My little red tether is my anchor in running with my friends. A beautiful guide dog has been my tether/anchor in mobility and independence for 17 years: 1. Pantera 2. Cricket, and now my beautiful 3. Georgina (Georgie). A life of family and friends is my joy and anchor in life.

The human spirit is stronger than anything that can happen to it. CC Scott

Tuesday, September 27, 2011

Running. Lunch. Writing. RP.

Recently, another friend ran with me for the first time.  We chatted away and when we rounded our corner I said are we there already?  She said 'that was easy - I was really stressed to do this'!    It reminded me of a time another friend went to lunch with me for the first time.  We sat down, after I had independently, of course, met her for lunch and she said okay, I don't know what I am supposed to do to help you eat.  That was several years ago, and we have laughed about it since.  Both scenarios a few verbal cues is all that was needed.  I am grateful for people that are willing to take that chance and get to know me and learn that the blindness is not a real big deal.

As I mentioned, I spent some time last week with some people that I consider to be my mentors/friends who are also blind.  I have learned so much from them.  I was chatting with my roommate, and I was talking about writing even though I can't read my notes. I've felt like it was a hanging on to the visual thing. She was so validating and helpful as she told me she had done this as she was making the transition, and it helped her to remember by actively taking notes.  I also realize that I won't ever quit handwriting thank you notes.  That's a good feeling.   I'm transitioning to the ipad2 for many things and loving it.  Another late evening at the office tomorrow means time to take a class in the morning and learn a little more about its many features.  And, the Ann Taylor store does just happen to be next door to the Apple store :). 

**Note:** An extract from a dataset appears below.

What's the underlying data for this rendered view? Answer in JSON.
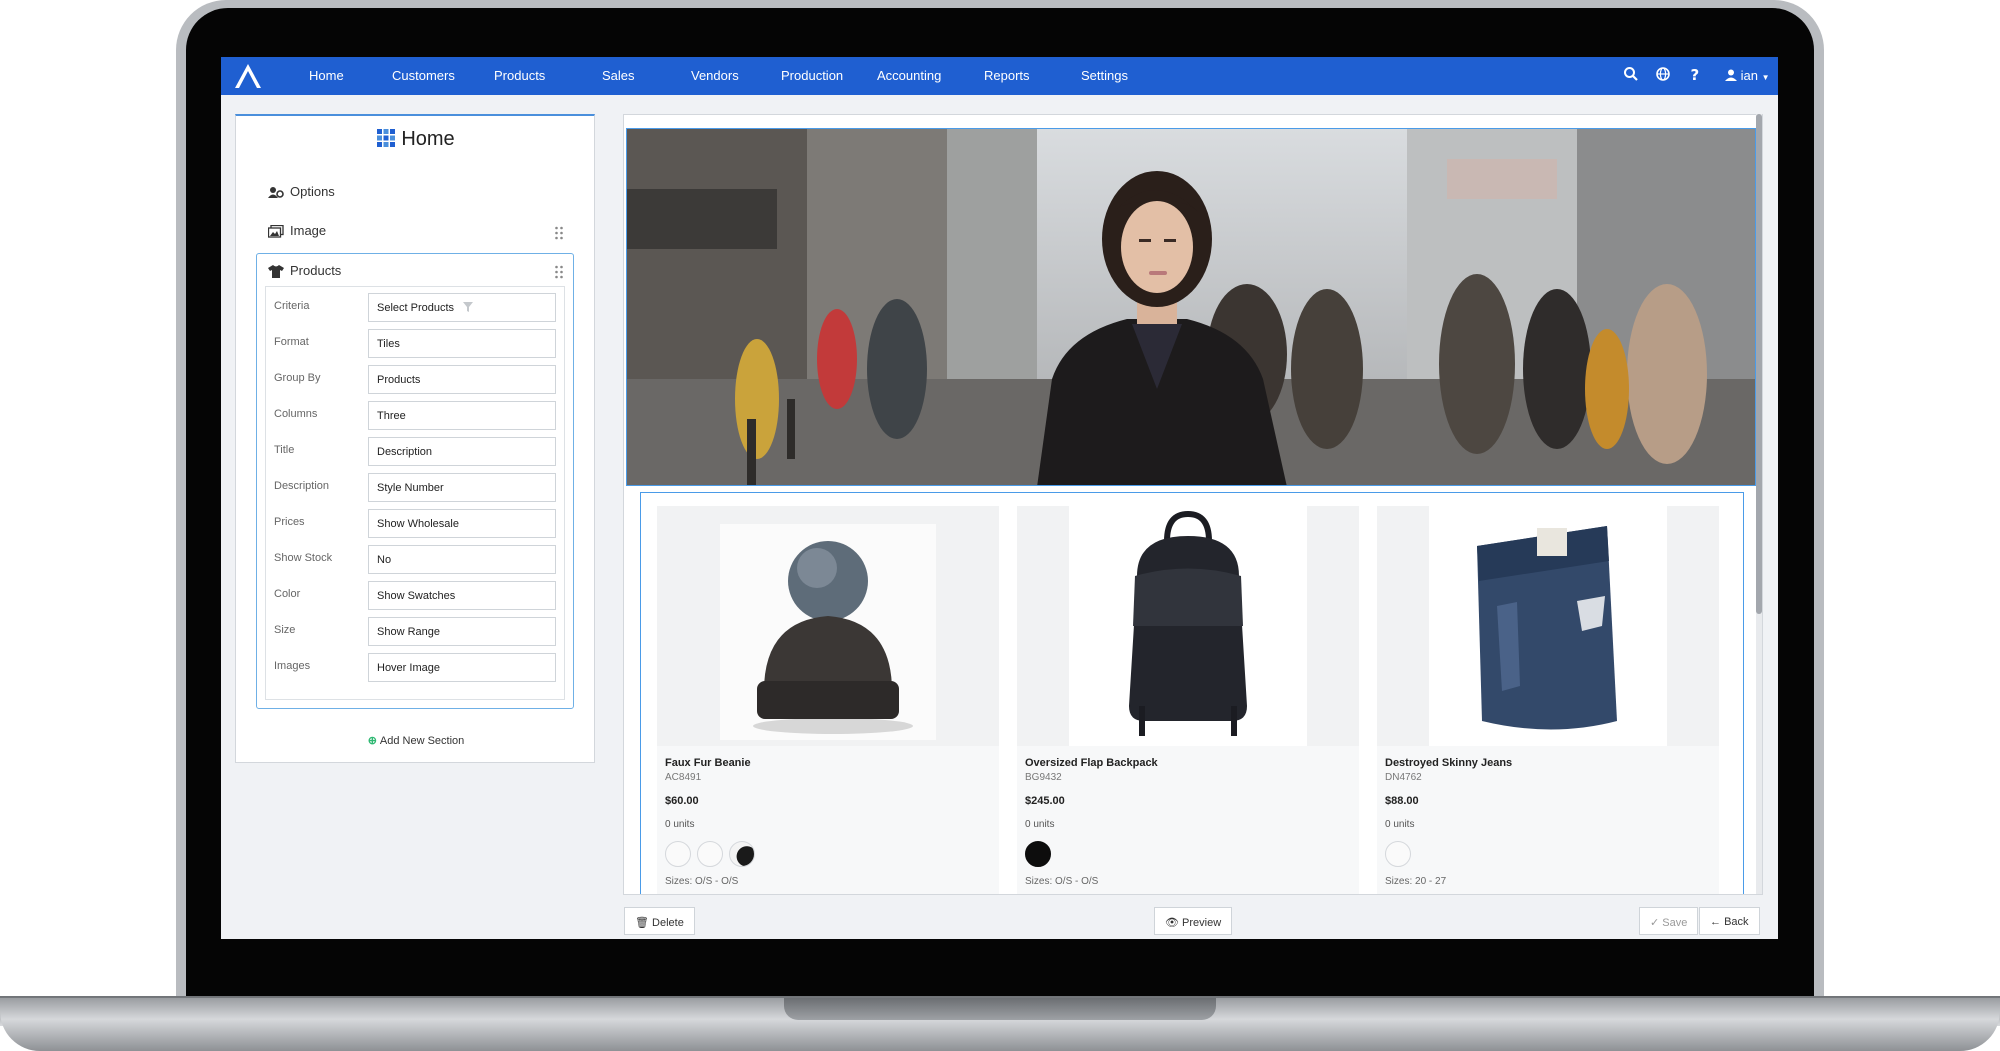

I came across this quote and I've been trying to decide how I feel about it --

Disability is not a brave struggle or courage in the face of adversity.  Disability is an art.  Its an ingenious way to live.  Neil Marcus.  

3 comments:

Myrna R. said...

I like the quote. I think you live your life artfully.

Michelle said...

Hi Becky, once again your comments inspire my thoughts to tumble out! It was a good post, and I liked that quote. fortunately there's hundreds of millions of people with different opinions about this very topic.

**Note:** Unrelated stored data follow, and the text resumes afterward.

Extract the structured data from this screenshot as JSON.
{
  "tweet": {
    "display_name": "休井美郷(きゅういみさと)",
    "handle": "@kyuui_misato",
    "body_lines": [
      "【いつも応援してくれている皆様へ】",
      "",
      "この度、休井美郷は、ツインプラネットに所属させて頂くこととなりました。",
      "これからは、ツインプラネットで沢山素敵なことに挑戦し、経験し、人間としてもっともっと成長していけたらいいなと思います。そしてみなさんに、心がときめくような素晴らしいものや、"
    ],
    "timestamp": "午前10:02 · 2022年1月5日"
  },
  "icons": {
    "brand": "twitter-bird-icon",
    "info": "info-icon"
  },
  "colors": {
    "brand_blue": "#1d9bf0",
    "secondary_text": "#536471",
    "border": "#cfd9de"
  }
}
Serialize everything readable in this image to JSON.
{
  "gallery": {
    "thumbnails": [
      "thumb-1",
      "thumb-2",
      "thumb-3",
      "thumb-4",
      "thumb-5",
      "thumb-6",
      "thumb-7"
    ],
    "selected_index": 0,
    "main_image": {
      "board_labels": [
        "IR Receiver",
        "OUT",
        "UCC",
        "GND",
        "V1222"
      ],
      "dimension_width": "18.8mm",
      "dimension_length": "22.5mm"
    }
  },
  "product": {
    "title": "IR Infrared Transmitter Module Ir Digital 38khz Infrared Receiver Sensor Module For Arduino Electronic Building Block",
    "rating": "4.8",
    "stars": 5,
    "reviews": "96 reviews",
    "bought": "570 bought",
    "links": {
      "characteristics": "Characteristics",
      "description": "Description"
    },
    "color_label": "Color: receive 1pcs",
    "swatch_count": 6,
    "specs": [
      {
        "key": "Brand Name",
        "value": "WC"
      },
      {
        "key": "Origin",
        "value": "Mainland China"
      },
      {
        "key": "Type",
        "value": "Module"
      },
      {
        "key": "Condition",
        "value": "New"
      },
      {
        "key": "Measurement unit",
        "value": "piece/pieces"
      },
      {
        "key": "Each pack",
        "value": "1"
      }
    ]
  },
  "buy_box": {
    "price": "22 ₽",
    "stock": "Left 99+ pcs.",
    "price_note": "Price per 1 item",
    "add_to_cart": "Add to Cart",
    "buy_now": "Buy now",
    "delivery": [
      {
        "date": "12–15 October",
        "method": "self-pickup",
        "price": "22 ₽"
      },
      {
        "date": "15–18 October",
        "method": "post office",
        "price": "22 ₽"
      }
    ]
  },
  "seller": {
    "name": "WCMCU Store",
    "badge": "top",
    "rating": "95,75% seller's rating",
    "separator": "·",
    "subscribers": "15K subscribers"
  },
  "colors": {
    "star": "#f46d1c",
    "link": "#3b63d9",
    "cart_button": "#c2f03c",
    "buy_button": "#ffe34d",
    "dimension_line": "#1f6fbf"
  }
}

I've read a lot of stuff to do with Helen Keller, and she really fits this quote almost perfectly! Some other blogs I've read gives me pity, not the pity where you can't handle the person's problems, so they mustn't be able to. But the sort of pity which inspires me to want to do something. To want to help anyone in whatever situation I'm reading about, by praying or just writing a comment to their site if possible. Other people, like me, well I don't know lol! Sometimes I find disability to be something to bravely face, yet at other times like this morning for example, I feel like I've got the world at my feet and there's no problems at this moment that I need to think about in relation to my blindness.

I find that I have to be brave when I encounter situations where blindness is an issue, like having to get somebody to read print, letting someone know that I can sign a card/piece of paper but they just need to let me know where, especially if that person may not understand my disability so well. It's something I deal with on so many levels really. I've always told people that if I can feel it, taste it (sometimes it's not possible!) smell it, I can wirk with whatever it is like anyone else. But as soon as something is hinting being visual, that's when there's a problem.

Right, as usual I shall end this comment here before it turns into a novel.

Take care and continue to write your lovely blogs!

Michelle

wendy said...

that is an interesting quote for sure...would make a person sit and analyze the meaning I guess.
I guess, in all hard things in life, it can be an "art" into how we cope and get through them.
Guess it's how we "color it" eh

and I LOVE that photo of you and Cricket on the post below.